White people like black culture when it suits them best. They steal the best parts and drape it in a white veil before claiming it was always theirs. They use it as a way to prove their edginess and artistic clout, then abandon it for born-again whiteness when that well has been tapped dry. They place targets on its backs and condemn it as dangerous and misogynist, then never apply the same standards to their own work. They look at pain and anger and the ways black culture tries to process that, then make it all a bad joke. Most of all, they look at the hard work of blackness in pop culture then make it something lazy.
This is not to say that anything is exempt from mockery. I’m sure Glover himself would be the first person to take the piss out of his work. The question is one of proportion and accuracy: Is the target worth it, and did the potency of the original message remain in place through this process of translation? White people have an issue with understanding that not everything is about, by or for us. You can enjoy Childish Gambino while being aware that it’s not made for you. The artistry of Beyoncé’s post-Lemonade era is undeniable and can be enjoyed by everyone, but that doesn’t negate its intents or who the artist in question is speaking to.
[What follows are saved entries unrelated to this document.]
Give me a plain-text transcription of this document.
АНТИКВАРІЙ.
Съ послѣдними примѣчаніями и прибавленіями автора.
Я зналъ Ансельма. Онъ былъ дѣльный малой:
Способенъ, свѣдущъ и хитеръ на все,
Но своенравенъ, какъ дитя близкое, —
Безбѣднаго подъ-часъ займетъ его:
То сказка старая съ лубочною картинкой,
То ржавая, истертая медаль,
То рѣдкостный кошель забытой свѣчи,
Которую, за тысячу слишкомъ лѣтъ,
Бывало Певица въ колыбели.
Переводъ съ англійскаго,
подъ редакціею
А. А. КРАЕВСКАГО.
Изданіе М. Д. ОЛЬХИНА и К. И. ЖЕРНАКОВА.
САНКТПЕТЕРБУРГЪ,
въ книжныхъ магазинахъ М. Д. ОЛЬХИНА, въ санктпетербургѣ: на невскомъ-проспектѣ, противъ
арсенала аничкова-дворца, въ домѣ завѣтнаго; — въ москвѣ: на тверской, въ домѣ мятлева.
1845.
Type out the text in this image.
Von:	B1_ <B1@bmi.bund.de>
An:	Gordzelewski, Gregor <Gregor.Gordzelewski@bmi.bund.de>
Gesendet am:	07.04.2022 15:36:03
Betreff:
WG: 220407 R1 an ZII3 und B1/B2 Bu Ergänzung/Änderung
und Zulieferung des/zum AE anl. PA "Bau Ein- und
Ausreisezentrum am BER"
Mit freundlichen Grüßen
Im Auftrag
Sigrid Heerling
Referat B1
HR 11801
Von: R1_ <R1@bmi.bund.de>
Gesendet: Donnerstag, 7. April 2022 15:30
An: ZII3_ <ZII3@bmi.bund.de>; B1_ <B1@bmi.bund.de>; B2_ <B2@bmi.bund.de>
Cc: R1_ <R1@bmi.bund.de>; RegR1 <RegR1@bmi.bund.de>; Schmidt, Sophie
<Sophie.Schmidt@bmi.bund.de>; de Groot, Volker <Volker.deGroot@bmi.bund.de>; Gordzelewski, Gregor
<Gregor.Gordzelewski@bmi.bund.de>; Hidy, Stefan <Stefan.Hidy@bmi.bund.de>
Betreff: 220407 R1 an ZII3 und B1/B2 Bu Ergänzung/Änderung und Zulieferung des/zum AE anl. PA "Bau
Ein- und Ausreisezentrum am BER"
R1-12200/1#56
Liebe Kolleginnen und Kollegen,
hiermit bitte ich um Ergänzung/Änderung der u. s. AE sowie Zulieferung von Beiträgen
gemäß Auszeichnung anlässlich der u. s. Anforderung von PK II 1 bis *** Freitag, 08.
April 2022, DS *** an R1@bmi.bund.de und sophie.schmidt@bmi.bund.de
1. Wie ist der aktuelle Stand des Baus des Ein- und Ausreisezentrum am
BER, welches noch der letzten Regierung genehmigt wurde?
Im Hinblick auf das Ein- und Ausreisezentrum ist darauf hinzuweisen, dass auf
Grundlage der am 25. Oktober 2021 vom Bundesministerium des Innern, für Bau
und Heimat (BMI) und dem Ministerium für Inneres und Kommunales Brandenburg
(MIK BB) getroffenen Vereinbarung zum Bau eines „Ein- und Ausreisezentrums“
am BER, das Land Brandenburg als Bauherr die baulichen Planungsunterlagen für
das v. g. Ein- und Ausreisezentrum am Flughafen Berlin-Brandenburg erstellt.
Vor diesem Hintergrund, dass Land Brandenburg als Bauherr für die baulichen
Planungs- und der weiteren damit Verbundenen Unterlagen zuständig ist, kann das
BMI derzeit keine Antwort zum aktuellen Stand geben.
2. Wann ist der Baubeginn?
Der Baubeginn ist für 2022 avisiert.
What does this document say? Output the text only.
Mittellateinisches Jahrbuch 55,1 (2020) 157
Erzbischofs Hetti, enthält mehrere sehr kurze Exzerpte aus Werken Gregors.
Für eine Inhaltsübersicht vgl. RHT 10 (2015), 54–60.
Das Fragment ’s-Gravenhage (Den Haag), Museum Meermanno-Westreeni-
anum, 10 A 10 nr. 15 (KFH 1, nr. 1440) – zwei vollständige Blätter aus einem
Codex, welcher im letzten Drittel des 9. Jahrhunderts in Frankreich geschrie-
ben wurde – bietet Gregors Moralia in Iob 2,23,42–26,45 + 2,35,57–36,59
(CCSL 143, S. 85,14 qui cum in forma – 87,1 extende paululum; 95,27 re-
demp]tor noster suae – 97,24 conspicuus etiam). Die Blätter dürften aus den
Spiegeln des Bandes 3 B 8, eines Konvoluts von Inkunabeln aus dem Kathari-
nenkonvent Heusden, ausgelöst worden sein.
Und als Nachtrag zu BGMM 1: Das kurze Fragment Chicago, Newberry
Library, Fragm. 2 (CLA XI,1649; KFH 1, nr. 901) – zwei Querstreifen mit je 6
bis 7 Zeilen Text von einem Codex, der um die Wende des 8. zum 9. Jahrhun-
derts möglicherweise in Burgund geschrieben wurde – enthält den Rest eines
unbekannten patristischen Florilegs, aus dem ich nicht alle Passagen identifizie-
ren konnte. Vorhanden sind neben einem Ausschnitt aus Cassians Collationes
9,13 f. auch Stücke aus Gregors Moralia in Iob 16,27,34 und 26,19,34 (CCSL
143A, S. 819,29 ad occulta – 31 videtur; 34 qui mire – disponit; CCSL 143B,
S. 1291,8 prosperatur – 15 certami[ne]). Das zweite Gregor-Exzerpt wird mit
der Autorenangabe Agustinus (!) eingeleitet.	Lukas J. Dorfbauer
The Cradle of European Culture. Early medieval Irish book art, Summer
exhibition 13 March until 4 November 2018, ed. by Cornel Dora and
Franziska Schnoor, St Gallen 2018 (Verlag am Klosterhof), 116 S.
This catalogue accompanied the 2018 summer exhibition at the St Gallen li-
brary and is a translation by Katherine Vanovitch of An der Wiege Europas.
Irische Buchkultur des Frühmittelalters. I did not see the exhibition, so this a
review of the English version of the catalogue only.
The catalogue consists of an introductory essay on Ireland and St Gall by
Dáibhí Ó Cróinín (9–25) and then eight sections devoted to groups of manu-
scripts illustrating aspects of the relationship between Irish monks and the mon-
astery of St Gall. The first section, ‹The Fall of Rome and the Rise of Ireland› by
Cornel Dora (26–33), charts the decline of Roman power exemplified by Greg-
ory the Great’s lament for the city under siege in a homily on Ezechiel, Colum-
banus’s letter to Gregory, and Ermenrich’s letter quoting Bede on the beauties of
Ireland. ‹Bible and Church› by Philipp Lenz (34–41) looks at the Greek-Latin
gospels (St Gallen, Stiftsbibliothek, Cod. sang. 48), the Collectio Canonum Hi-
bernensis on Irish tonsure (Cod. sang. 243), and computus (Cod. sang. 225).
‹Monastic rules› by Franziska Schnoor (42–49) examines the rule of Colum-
That truth can be hard to swallow. Usually, everything is for white people. Nobody in Hollywood ever casts a movie and worries if it’s too white. White artists can get political on basically every spot on the spectrum and do so without being labeled as radical. For every one story we’re not the center of, there’s a hundred others all about us. We’ll be fine. “This is America” isn’t our playground. It’s OK for us to just sit this out and let the conversation continue productively without cheap memes or a desperation to avoid the seriousness at hand.